Stock market watchers keep complaining about the breadth of the rally — especially in tech.
“The market’s weakness, if it has one, is the concentration of investor monies in one corner of the market: Mega-sized growth stocks, particularly technology,” said MarketWatch a few days ago.
CBS News agreed: “Consider that just 68 percent of S&P 500 stocks are in uptrends right now vs. 80 percent back in March. Nor that tech insiders are aggressively selling their own shares. Nor that just five tech stocks have been responsible for 40 percent of the S&P 500’s market capitalization gains so far this year.”
Those 5 tech stocks are Apple, Alphabet, Microsoft, Amazon, and Facebook.
Here’s the year-to-date performance of each of those five big tech stocks — plus Netflix — as of Friday morning:
- Apple +32.5%
- Alphabet +25.2%
- Microsoft +13.9%
- Amazon +33.8%
- Facebook +32.3%
- Netflix +32.3%
Equal-weighted average of their year-to-date performance: +28.3%.
Meanwhile, the Dow Jones Industrial Average (decidedly non-tech) has a YTD return of +7.1%.
Those who worry about the narrowness of the market breadth usually link this tech strength to a sign of weakness in the broader market. They usually conclude that the disconnect between the success of the tech stocks and the dull returns of the rest of the market must be a mistake on investors’ parts.

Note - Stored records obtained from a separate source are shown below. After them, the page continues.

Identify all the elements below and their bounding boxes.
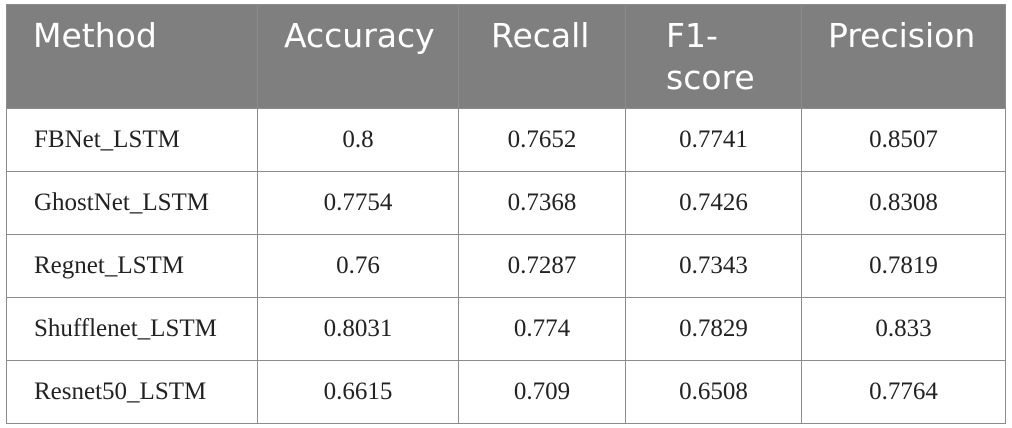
cell-recall: 0.7287: [458, 234, 626, 298]
results-table: Method Accuracy Recall F1- score Precisi…: [6, 4, 1006, 424]
table-row: Resnet50_LSTM 0.6615 0.709 0.6508 0.7764: [6, 360, 1006, 424]
cell-accuracy: 0.6615: [257, 360, 459, 424]
header-row: Method Accuracy Recall F1- score Precisi…: [6, 4, 1006, 109]
header-accuracy: Accuracy: [257, 4, 459, 109]
table-row: FBNet_LSTM 0.8 0.7652 0.7741 0.8507: [6, 108, 1006, 172]
header-method: Method: [6, 4, 258, 109]
cell-recall: 0.7368: [458, 171, 626, 235]
cell-f1-score: 0.6508: [625, 360, 802, 424]
cell-method: GhostNet_LSTM: [6, 171, 258, 235]
header-f1-score: F1- score: [625, 4, 802, 109]
table-row: Regnet_LSTM 0.76 0.7287 0.7343 0.7819: [6, 234, 1006, 298]
cell-f1-score: 0.7343: [625, 234, 802, 298]
cell-precision: 0.8507: [801, 108, 1006, 172]
header-recall: Recall: [458, 4, 626, 109]
cell-method: Resnet50_LSTM: [6, 360, 258, 424]
cell-method: Shufflenet_LSTM: [6, 297, 258, 361]
cell-precision: 0.8308: [801, 171, 1006, 235]
cell-method: FBNet_LSTM: [6, 108, 258, 172]
cell-recall: 0.709: [458, 360, 626, 424]
table-body: FBNet_LSTM 0.8 0.7652 0.7741 0.8507 Ghos…: [6, 108, 1006, 424]
table-row: GhostNet_LSTM 0.7754 0.7368 0.7426 0.830…: [6, 171, 1006, 235]
table-row: Shufflenet_LSTM 0.8031 0.774 0.7829 0.83…: [6, 297, 1006, 361]
cell-recall: 0.774: [458, 297, 626, 361]
cell-precision: 0.7819: [801, 234, 1006, 298]
cell-f1-score: 0.7829: [625, 297, 802, 361]
cell-accuracy: 0.76: [257, 234, 459, 298]
cell-accuracy: 0.8031: [257, 297, 459, 361]
header-precision: Precision: [801, 4, 1006, 109]
cell-accuracy: 0.7754: [257, 171, 459, 235]
cell-precision: 0.833: [801, 297, 1006, 361]
cell-f1-score: 0.7426: [625, 171, 802, 235]
cell-recall: 0.7652: [458, 108, 626, 172]
cell-accuracy: 0.8: [257, 108, 459, 172]
cell-method: Regnet_LSTM: [6, 234, 258, 298]
cell-f1-score: 0.7741: [625, 108, 802, 172]
table-header: Method Accuracy Recall F1- score Precisi…: [6, 4, 1006, 109]
cell-precision: 0.7764: [801, 360, 1006, 424]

Investors must be placing too much hope in these growth stocks, the critics conclude. Some wonder if this hope will all come crashing down soon as it did following the late ’90s dot-com explosion.
Here’s an alternative explanation for this outperformance of these tech stocks this year: Maybe it’s warranted.
There’s a good case to be made that it’s not a bubble of the biggest tech stocks; it’s that the biggest tech stocks have grown to another level in the last few years.
Here is a list of the so-called FAANG (Facebook, Apple, Amazon, Netflix, and Google) tech stocks and how their stocks and operating metrics have changed from 5 years ago to today:
Five years ago, people thought Samsung was about to commoditize Apple, cutting deeply into its margins. Instead, it’s Samsung struggling and Apple that has seen its annual shipments of iPhones soar. They also have a services business they say will do $60 billion a year of revenue by 2020.
Amazon’s web services business grew to $12 billion a year from nothing in the last 5 years. It has a chance to grow that significantly bigger in the next few years. Meanwhile, we keep reading about retail store closings and the “death of retail.”
Five years ago, many skeptics said that Netflix had hit its ceiling with 30 million subscribers because that’s where other services like HBO had tapped out. Today, they have 100 million subscribers.
Facebook has doubled its monthly active users in the last 5 years, allowing it to increase its revenues by 6x to $30 billion last year.
I remember writing a skeptical piece about Google 5 years ago about how they’d get disrupted by mobile search costing a lot more money than desktop search and by people doing product searches on Amazon. Whoops. The number of annual Google searches per year has almost doubled to 3.3 trillion. And even though mobile search is not as profitable as desktop search for them, Google doubled their net income over that period to $21 billion.
Importantly, all these big tech companies are so profitable today that they’re best able to put irons in the fire for new potential products — like driverless cars and artificial intelligence — that could become tomorrow’s next multibillion-dollar businesses.
Start-ups will still be disruptive in the future, but the sheer difference in scale and resources that these larger tech companies can throw at big opportunities today has never been so vast.
The bottom line is that the stock market isn’t perfect, but it’s pretty good at sniffing out real businesses and opportunities. Many howled for years that public market investors were “delusional” awarding Amazon such a high market cap when it constantly lost money. They don’t look so delusional today.
In the same way, big tech’s strong stock performance this year (and the last few years) is not a sign that the stock market is about to collapse. It’s simply a sign of how big and important these companies are becoming right in front of our eyes.